Coffee flour may be gluten-free answer to reduce environmental impact of green coffee production

A new concept from a US company provides additional benefits that go beyond the drive to improve gluten-free products.

Coffee cherries, when ground down to flour, are exceptionally high in fiber, thus providing the gluten content needed to give baked goods the lift. And what’s more, producing the ingredients is helping to clean up the environment.

Appeasing our thirst creates complications

Formulated by Dan Belliveau in 2012, coffee flour is produced from the byproduct of the more than 17 billion pounds of coffee beans that are harvested, fermented and dried to quench the world’s predilection for the strong brew.

Once the green coffee bean is separated from the cherry, the remaining pulp is dumped into a field where it quickly decays. However, the world’s growing demand for coffee is causing a backlog as farmers, pickers and millers focus more on harvesting than the growing piles of rotten backup.

Patent pending multistep milling process

A former executive of Starbucks and one-time owner of a coffee and wine supply chain firm, Belliveau noted the rising problem and developed a solution. His patent-pending process collects the cherries and converts them into a nutrient-dense, gluten-free flour.

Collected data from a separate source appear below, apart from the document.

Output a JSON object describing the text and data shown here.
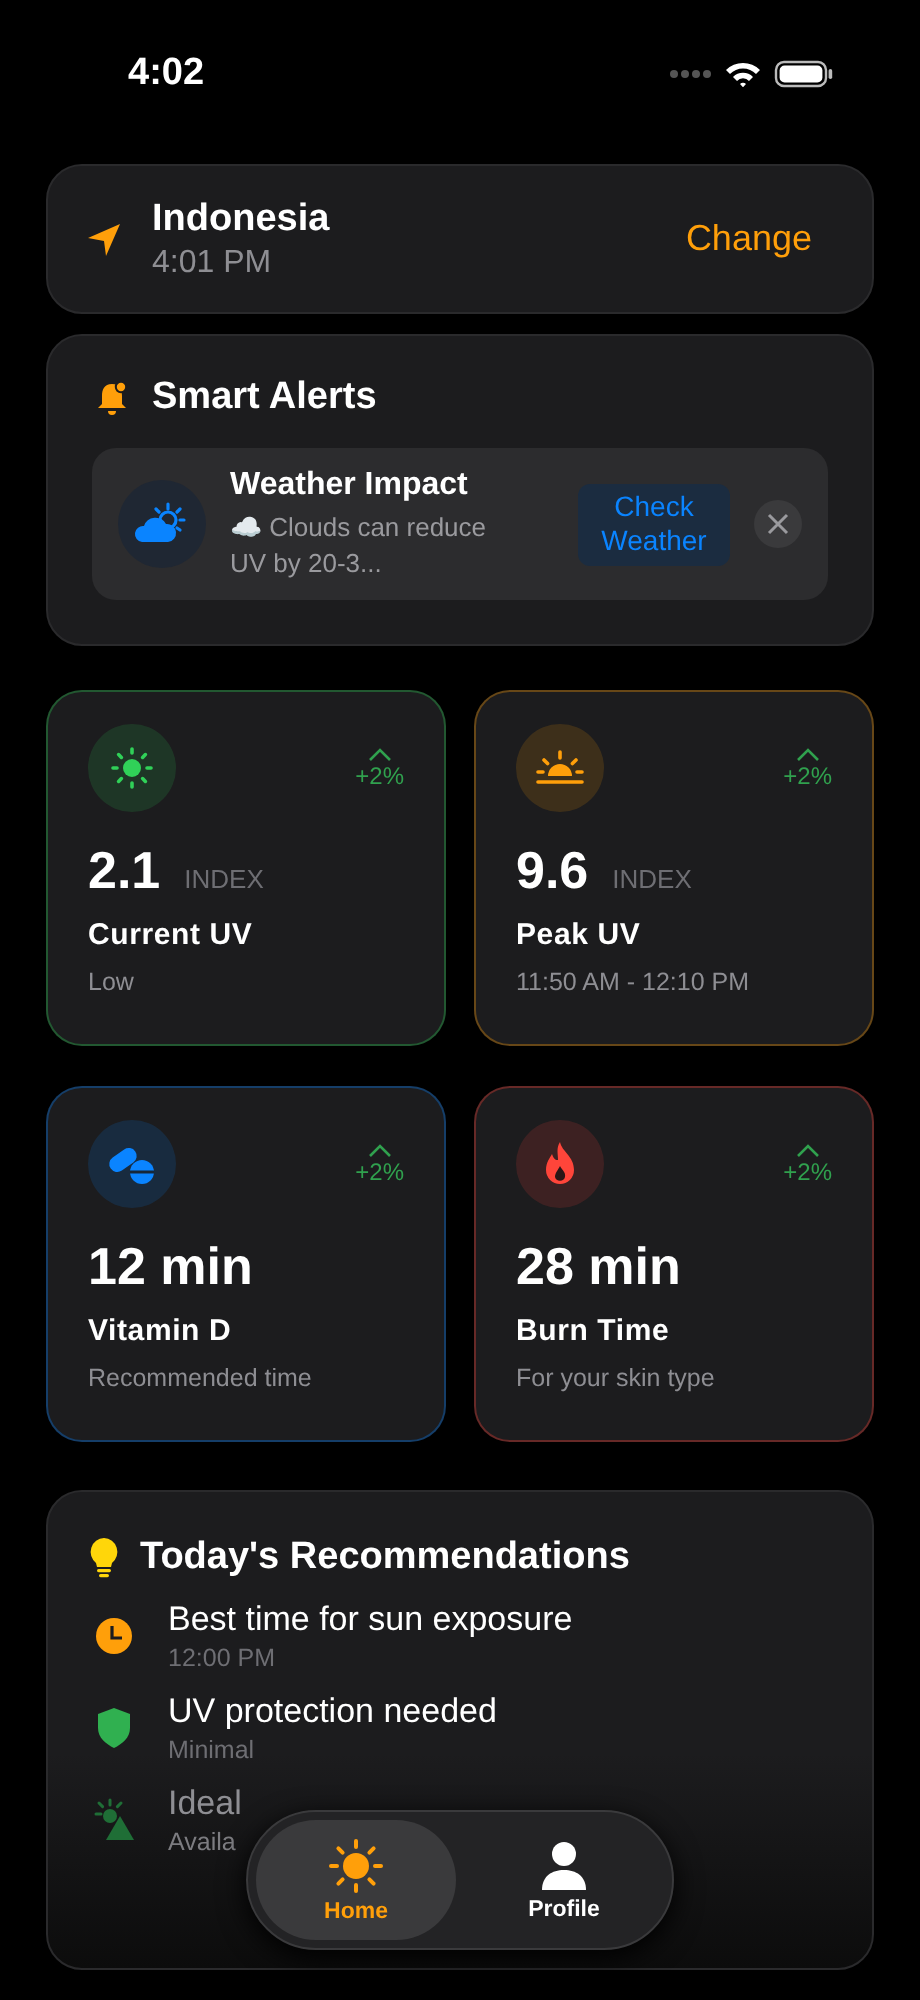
{
  "status_bar": {
    "time": "4:02"
  },
  "location": {
    "name": "Indonesia",
    "time": "4:01 PM",
    "action": "Change"
  },
  "smart_alerts": {
    "title": "Smart Alerts",
    "alert": {
      "title": "Weather Impact",
      "message": "☁️ Clouds can reduce UV by 20-3...",
      "button": "Check Weather"
    }
  },
  "metrics": [
    {
      "kind": "sun",
      "color": "#30d158",
      "value": "2.1",
      "unit": "INDEX",
      "label": "Current UV",
      "caption": "Low",
      "trend": "+2%"
    },
    {
      "kind": "sunrise",
      "color": "#ff9f0a",
      "value": "9.6",
      "unit": "INDEX",
      "label": "Peak UV",
      "caption": "11:50 AM - 12:10 PM",
      "trend": "+2%"
    },
    {
      "kind": "pills",
      "color": "#0a84ff",
      "value": "12 min",
      "label": "Vitamin D",
      "caption": "Recommended time",
      "trend": "+2%"
    },
    {
      "kind": "flame",
      "color": "#ff453a",
      "value": "28 min",
      "label": "Burn Time",
      "caption": "For your skin type",
      "trend": "+2%"
    }
  ],
  "recommendations": {
    "title": "Today's Recommendations",
    "items": [
      {
        "kind": "clock",
        "color": "#ff9f0a",
        "title": "Best time for sun exposure",
        "subtitle": "12:00 PM",
        "dimmed": false
      },
      {
        "kind": "shield",
        "color": "#30b050",
        "title": "UV protection needed",
        "subtitle": "Minimal",
        "dimmed": false
      },
      {
        "kind": "warning",
        "color": "#1f6e36",
        "title": "Ideal",
        "subtitle": "Availa",
        "dimmed": true
      }
    ]
  },
  "tab_bar": [
    {
      "label": "Home",
      "kind": "home",
      "selected": true
    },
    {
      "label": "Profile",
      "kind": "profile",
      "selected": false
    }
  ]
}
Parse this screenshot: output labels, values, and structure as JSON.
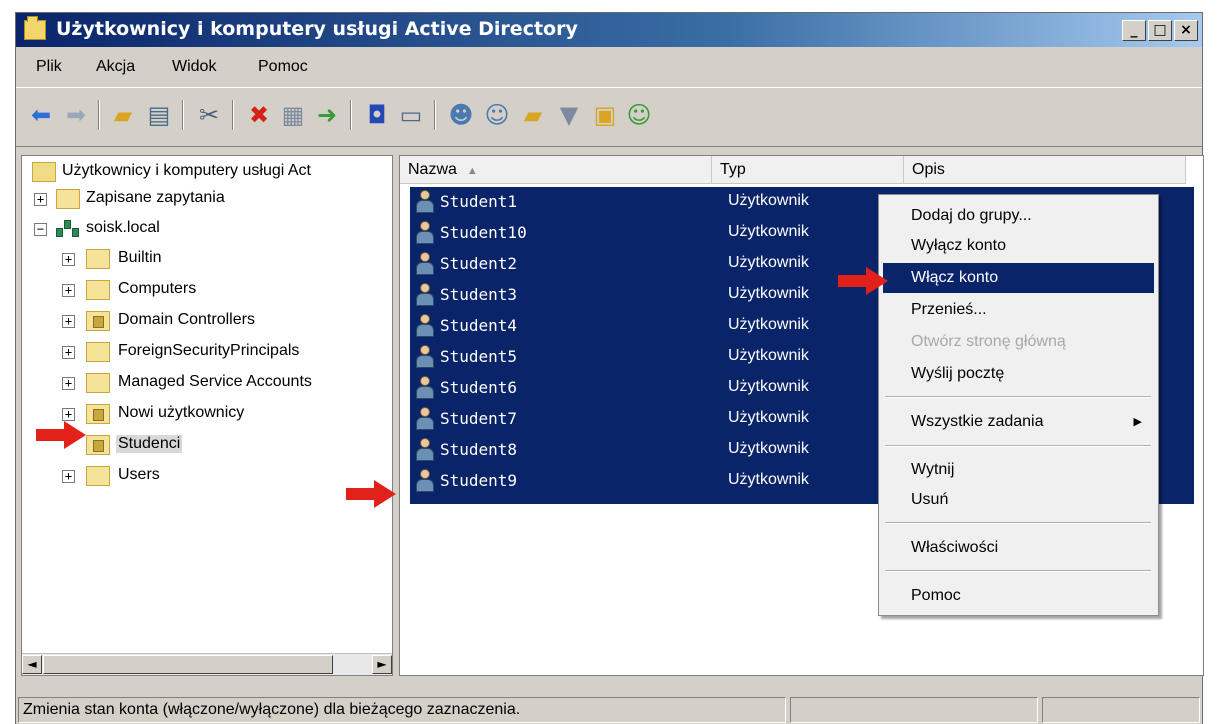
{
  "window": {
    "title": "Użytkownicy i komputery usługi Active Directory",
    "controls": {
      "minimize": "_",
      "maximize": "□",
      "close": "×"
    }
  },
  "menubar": {
    "items": [
      "Plik",
      "Akcja",
      "Widok",
      "Pomoc"
    ]
  },
  "toolbar": {
    "icons": [
      "back-icon",
      "forward-icon",
      "up-folder-icon",
      "console-tree-icon",
      "cut-icon",
      "delete-icon",
      "properties-icon",
      "export-icon",
      "help-icon",
      "view-icon",
      "new-user-icon",
      "new-group-icon",
      "new-ou-icon",
      "filter-icon",
      "find-icon",
      "add-to-group-icon"
    ]
  },
  "tree": {
    "root_label": "Użytkownicy i komputery usługi Act",
    "items": [
      {
        "label": "Zapisane zapytania",
        "expander": "+"
      },
      {
        "label": "soisk.local",
        "expander": "−"
      },
      {
        "label": "Builtin",
        "expander": "+"
      },
      {
        "label": "Computers",
        "expander": "+"
      },
      {
        "label": "Domain Controllers",
        "expander": "+"
      },
      {
        "label": "ForeignSecurityPrincipals",
        "expander": "+"
      },
      {
        "label": "Managed Service Accounts",
        "expander": "+"
      },
      {
        "label": "Nowi użytkownicy",
        "expander": "+"
      },
      {
        "label": "Studenci",
        "expander": ""
      },
      {
        "label": "Users",
        "expander": "+"
      }
    ],
    "scroll_left": "◄",
    "scroll_right": "►"
  },
  "list": {
    "columns": {
      "name": "Nazwa",
      "sort_indicator": "▲",
      "type": "Typ",
      "description": "Opis"
    },
    "rows": [
      {
        "name": "Student1",
        "type": "Użytkownik"
      },
      {
        "name": "Student10",
        "type": "Użytkownik"
      },
      {
        "name": "Student2",
        "type": "Użytkownik"
      },
      {
        "name": "Student3",
        "type": "Użytkownik"
      },
      {
        "name": "Student4",
        "type": "Użytkownik"
      },
      {
        "name": "Student5",
        "type": "Użytkownik"
      },
      {
        "name": "Student6",
        "type": "Użytkownik"
      },
      {
        "name": "Student7",
        "type": "Użytkownik"
      },
      {
        "name": "Student8",
        "type": "Użytkownik"
      },
      {
        "name": "Student9",
        "type": "Użytkownik"
      }
    ]
  },
  "context_menu": {
    "add_to_group": "Dodaj do grupy...",
    "disable_account": "Wyłącz konto",
    "enable_account": "Włącz konto",
    "move": "Przenieś...",
    "open_home_page": "Otwórz stronę główną",
    "send_mail": "Wyślij pocztę",
    "all_tasks": "Wszystkie zadania",
    "submenu_arrow": "▶",
    "cut": "Wytnij",
    "delete": "Usuń",
    "properties": "Właściwości",
    "help": "Pomoc"
  },
  "statusbar": {
    "text": "Zmienia stan konta (włączone/wyłączone) dla bieżącego zaznaczenia."
  },
  "colors": {
    "selection": "#0a246a",
    "arrow": "#e3211b",
    "window_bg": "#d4d0c8"
  }
}
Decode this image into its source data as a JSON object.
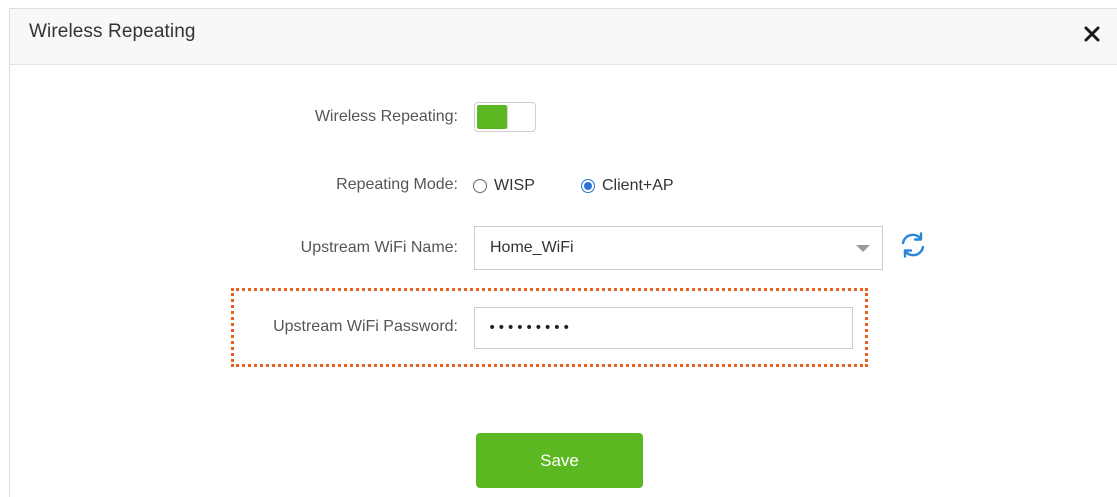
{
  "dialog": {
    "title": "Wireless Repeating",
    "close_icon": "close-icon"
  },
  "form": {
    "wireless_repeating": {
      "label": "Wireless Repeating:",
      "enabled": true
    },
    "repeating_mode": {
      "label": "Repeating Mode:",
      "options": [
        "WISP",
        "Client+AP"
      ],
      "selected": "Client+AP"
    },
    "upstream_wifi_name": {
      "label": "Upstream WiFi Name:",
      "value": "Home_WiFi",
      "refresh_icon": "refresh-icon"
    },
    "upstream_wifi_password": {
      "label": "Upstream WiFi Password:",
      "value": "•••••••••"
    }
  },
  "actions": {
    "save_label": "Save"
  },
  "colors": {
    "accent_green": "#5bb820",
    "radio_blue": "#2a73d9",
    "highlight_orange": "#e8611e",
    "refresh_blue": "#2a86d8"
  }
}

CF Global Holdings, which was founded to commercialize the product, contracted Ecom Ago Industrial Inc and Mercon Coffee Group to employ staff to collect and process the cherries from farmers and millers in Nicaragua, Guatemala, Vietnam, El Salvador, Papua New Guinea, Brazil, Costa Rica and Mexico.

The latest yield was approximately 2m pounds of dried coffee cherry pulp from the 2015/2016 crop, up 100% over the 2014/2015 yield.

A multistep milling process is then put into action to grind the cherries into a flour, and can even be taken further to produce an icing sugar consistency.

“We’ve been working with mills around the world since 2013, when we produced 150,000 pounds of dried pulp to mill into coffee flour to establish production supply that meets our quality standards, with different mills scaling up at different rates,” said Carole Widmayer, VP of marketing.

“We anticipate a continuation of significant volume increases year over year or the next several years.”

Flour replacement for gluten-free goods

Containing five times more fiber than wholewheat flour, three times the amount of protein than fresh kale and twice the amount of potassium than bananas, the company maintains the coffee flour has been successfully used as a replacement of standard flour in baked products. Surprisingly, it doesn’t taste like coffee, but has a slightly burnt sugar flavor due to its high sugar content, and is also low in caffeine.

According to Widmayer, the company targets its product at baked goods and snacks manufacturers, including chocolate and beverage producers.

“Coffee flour can be found in muffins, cookies and brownies at Sprout’s (a natural grocery chain in the US), brownies and cookies in cafes operated by Compass in the US and London (Google and HSBC), as well as in Seattle Chocolate chocolate bars and Earnest Eats energize cereals,” she said.

“We are working with over 100 multinational food and beverage companies and others in the R&D process as well, in anticipation of bringing new products to market soon.”